Anthony Denness

Personal information
- Full name: Anthony Charles Denness
- Born: 23 September 1936 Hampton, Middlesex, England
- Died: 15 May 2008 (aged 71) Grainville, Eure, France
- Batting: Right-handed
- Bowling: Right-arm fast-medium

Domestic team information
- 1961–1971: Berkshire

Career statistics
| Competition | LA |
| Matches | 3 |
| Runs scored | 35 |
| Batting average | 17.50 |
| 100s/50s | –/ – |
| Top score | 18 |
| Balls bowled | 216 |
| Wickets | 7 |
| Bowling average | 15.28 |
| 5 wickets in innings | – |
| 10 wickets in match | – |
| Best bowling | 4/56 |
| Catches/stumpings | 1/ – |
- Source: Cricinfo, 31 May 2010

= Anthony Denness =

English cricketer

Anthony Charles Denness (23 September 1936 – 15 May 2008) was an English cricketer. Denness was a right-handed batsman who bowled right-arm fast-medium.
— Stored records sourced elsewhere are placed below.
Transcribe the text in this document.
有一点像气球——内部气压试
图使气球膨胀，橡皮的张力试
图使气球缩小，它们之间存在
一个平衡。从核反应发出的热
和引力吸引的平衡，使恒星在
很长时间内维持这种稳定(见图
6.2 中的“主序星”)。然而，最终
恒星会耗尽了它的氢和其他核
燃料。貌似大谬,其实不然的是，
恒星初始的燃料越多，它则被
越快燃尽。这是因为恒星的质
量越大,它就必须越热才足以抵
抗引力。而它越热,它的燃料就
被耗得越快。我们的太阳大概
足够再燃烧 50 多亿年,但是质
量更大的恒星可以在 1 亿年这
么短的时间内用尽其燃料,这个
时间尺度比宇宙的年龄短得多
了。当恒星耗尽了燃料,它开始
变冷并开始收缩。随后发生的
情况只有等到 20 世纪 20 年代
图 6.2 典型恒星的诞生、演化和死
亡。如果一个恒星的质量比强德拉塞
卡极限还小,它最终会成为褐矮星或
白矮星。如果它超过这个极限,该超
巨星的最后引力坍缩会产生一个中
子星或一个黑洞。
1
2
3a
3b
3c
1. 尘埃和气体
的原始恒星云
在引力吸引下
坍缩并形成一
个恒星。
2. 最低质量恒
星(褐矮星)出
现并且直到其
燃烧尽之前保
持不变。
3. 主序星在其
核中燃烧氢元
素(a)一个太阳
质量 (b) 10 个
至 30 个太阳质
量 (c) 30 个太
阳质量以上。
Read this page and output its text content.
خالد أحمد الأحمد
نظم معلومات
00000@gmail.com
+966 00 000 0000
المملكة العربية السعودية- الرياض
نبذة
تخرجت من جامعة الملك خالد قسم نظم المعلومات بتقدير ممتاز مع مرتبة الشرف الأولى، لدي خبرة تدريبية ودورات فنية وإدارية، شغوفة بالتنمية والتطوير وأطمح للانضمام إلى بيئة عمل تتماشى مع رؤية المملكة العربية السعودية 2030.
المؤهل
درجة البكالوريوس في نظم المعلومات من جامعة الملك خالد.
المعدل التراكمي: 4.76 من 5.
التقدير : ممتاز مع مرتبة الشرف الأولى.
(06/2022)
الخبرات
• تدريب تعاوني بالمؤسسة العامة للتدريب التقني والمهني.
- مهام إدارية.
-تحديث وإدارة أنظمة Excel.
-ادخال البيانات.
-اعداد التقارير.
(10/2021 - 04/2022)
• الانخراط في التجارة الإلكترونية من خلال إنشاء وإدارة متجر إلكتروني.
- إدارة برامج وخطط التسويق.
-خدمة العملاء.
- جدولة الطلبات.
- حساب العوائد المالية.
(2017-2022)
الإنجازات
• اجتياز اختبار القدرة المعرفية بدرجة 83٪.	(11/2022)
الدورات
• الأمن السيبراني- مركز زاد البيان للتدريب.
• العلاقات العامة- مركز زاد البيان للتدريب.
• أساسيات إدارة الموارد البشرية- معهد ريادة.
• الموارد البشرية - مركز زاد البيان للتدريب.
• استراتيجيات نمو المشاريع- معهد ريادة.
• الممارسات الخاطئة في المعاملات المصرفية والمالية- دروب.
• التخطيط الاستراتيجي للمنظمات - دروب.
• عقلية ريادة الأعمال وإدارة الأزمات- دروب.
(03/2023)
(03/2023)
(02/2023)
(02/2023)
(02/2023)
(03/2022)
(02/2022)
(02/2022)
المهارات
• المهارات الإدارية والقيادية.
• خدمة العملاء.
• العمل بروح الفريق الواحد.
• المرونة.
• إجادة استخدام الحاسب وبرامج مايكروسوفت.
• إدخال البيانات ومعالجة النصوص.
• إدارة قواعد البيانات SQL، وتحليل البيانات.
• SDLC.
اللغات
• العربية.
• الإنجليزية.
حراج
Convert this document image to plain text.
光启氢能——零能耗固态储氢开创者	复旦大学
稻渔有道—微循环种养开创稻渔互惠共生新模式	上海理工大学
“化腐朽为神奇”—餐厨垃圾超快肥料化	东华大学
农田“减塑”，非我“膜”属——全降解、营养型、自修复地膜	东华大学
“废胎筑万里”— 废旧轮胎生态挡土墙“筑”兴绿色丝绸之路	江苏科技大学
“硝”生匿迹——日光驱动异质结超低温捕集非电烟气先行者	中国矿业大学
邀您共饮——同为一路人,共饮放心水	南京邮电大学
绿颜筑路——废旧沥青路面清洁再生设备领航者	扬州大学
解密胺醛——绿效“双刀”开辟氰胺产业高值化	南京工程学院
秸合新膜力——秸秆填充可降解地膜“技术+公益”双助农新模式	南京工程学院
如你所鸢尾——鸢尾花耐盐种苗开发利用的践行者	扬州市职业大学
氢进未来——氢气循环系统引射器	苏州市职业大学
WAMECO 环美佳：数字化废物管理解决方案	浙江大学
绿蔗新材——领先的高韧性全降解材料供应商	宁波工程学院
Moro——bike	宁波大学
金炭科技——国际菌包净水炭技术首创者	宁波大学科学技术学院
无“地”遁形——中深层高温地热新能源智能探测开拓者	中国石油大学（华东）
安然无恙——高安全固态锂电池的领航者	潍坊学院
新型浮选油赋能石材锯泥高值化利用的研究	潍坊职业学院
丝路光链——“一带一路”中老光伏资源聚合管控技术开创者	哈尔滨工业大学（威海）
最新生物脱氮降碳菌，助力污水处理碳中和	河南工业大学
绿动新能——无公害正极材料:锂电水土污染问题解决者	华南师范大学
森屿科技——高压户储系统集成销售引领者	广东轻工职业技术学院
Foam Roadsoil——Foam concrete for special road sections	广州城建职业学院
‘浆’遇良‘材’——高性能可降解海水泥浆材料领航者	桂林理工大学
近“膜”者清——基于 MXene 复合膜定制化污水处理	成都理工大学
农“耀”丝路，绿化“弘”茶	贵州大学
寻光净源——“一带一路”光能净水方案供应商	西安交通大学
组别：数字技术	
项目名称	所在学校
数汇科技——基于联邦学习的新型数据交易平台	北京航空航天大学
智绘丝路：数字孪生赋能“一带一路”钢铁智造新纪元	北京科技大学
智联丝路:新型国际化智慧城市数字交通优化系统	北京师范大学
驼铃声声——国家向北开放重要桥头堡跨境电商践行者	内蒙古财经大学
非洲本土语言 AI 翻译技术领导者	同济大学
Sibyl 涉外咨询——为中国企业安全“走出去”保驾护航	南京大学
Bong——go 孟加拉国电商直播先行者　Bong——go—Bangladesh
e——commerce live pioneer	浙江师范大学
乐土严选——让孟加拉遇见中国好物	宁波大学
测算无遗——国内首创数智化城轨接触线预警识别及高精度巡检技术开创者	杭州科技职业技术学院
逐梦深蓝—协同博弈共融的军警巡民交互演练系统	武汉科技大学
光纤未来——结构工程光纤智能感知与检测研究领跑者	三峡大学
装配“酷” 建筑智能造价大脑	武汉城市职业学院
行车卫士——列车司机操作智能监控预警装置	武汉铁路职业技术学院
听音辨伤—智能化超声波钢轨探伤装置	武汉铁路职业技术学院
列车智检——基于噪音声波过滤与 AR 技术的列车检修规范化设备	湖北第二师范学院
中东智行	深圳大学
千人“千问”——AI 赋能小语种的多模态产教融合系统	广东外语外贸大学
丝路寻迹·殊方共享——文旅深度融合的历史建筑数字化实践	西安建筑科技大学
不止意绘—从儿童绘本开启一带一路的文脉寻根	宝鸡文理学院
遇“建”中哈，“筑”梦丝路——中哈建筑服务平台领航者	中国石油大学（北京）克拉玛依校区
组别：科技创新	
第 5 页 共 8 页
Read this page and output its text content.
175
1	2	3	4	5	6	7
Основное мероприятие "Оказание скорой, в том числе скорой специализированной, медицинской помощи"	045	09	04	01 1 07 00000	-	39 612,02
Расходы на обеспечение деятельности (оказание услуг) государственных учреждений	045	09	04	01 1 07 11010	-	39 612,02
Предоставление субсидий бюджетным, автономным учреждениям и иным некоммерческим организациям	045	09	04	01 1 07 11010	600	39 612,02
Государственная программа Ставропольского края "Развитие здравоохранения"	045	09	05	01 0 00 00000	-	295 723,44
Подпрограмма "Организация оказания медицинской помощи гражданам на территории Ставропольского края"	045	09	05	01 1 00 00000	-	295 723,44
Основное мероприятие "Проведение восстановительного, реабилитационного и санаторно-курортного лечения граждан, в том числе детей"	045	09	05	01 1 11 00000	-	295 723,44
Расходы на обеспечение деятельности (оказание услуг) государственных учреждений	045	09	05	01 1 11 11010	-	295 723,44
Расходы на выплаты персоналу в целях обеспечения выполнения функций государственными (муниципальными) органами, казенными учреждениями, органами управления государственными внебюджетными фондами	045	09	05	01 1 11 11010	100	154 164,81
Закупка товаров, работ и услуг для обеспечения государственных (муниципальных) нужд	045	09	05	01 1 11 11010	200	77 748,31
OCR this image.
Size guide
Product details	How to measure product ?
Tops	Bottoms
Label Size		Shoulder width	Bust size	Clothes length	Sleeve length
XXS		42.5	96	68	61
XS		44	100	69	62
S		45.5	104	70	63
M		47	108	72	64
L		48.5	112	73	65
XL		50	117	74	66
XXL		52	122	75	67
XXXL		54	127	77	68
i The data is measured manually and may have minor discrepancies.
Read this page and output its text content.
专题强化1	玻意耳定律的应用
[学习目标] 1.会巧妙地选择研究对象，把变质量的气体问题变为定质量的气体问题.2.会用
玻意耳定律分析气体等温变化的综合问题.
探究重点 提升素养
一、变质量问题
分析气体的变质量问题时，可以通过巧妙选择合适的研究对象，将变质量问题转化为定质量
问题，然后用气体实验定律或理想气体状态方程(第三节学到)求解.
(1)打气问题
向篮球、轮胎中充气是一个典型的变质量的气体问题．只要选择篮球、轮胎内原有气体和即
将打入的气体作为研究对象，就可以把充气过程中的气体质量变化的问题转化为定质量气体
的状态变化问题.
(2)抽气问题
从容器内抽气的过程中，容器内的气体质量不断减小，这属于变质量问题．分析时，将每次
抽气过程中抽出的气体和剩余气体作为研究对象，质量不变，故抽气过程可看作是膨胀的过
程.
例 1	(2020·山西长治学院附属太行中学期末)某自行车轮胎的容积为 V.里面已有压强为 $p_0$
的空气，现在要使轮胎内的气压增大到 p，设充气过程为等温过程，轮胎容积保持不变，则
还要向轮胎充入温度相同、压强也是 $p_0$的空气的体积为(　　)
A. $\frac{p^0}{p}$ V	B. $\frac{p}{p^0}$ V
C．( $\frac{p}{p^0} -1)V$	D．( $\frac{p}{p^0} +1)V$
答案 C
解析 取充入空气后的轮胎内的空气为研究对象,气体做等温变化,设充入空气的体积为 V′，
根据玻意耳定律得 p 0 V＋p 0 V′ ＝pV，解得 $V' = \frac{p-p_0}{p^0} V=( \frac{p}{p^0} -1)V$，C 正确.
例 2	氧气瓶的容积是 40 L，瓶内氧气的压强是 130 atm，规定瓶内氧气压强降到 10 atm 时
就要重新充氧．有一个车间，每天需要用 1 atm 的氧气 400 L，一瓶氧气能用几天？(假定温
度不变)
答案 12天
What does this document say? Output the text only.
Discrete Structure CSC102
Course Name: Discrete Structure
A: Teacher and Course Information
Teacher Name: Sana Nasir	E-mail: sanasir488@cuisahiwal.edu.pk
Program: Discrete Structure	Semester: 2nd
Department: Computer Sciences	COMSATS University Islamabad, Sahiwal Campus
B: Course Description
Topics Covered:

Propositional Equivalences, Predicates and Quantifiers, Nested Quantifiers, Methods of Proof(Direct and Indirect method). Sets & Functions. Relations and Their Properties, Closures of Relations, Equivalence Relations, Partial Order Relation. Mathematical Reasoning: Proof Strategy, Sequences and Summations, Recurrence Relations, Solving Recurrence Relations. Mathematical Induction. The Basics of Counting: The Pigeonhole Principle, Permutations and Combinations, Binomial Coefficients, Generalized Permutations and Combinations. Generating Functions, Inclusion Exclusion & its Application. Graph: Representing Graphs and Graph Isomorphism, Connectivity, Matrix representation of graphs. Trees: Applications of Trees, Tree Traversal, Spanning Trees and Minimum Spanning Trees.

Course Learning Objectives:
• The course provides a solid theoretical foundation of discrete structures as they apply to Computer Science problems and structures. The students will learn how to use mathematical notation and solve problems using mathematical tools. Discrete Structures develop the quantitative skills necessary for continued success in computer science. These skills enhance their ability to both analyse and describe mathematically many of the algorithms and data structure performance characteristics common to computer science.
In 1961, Denness made his debut for Berkshire in the 1961 Minor Counties Championship against Oxfordshire. From 1961 to 1971, Denness played 65 Minor County matches for Dorset, with his final match for the county coming against Devon in the 1971 Minor Counties Championship.

Denness made his List-A debut for Berkshire against Somerset in the 1st round of the 1965 Gillette Cup. Denness played 2 further one-day matches for the county, against Hertfordshire in the 1st round of the 1966 Gillette Cup and Gloucestershire in the 2nd round of the same tournament. During the match against Gloucestershire, he took his career best one-day figures of 4/56.

In his 3 List-A matches for the county he scored 35 runs at a batting average of 17.50 and took 7 wickets at a bowling average of 15.28.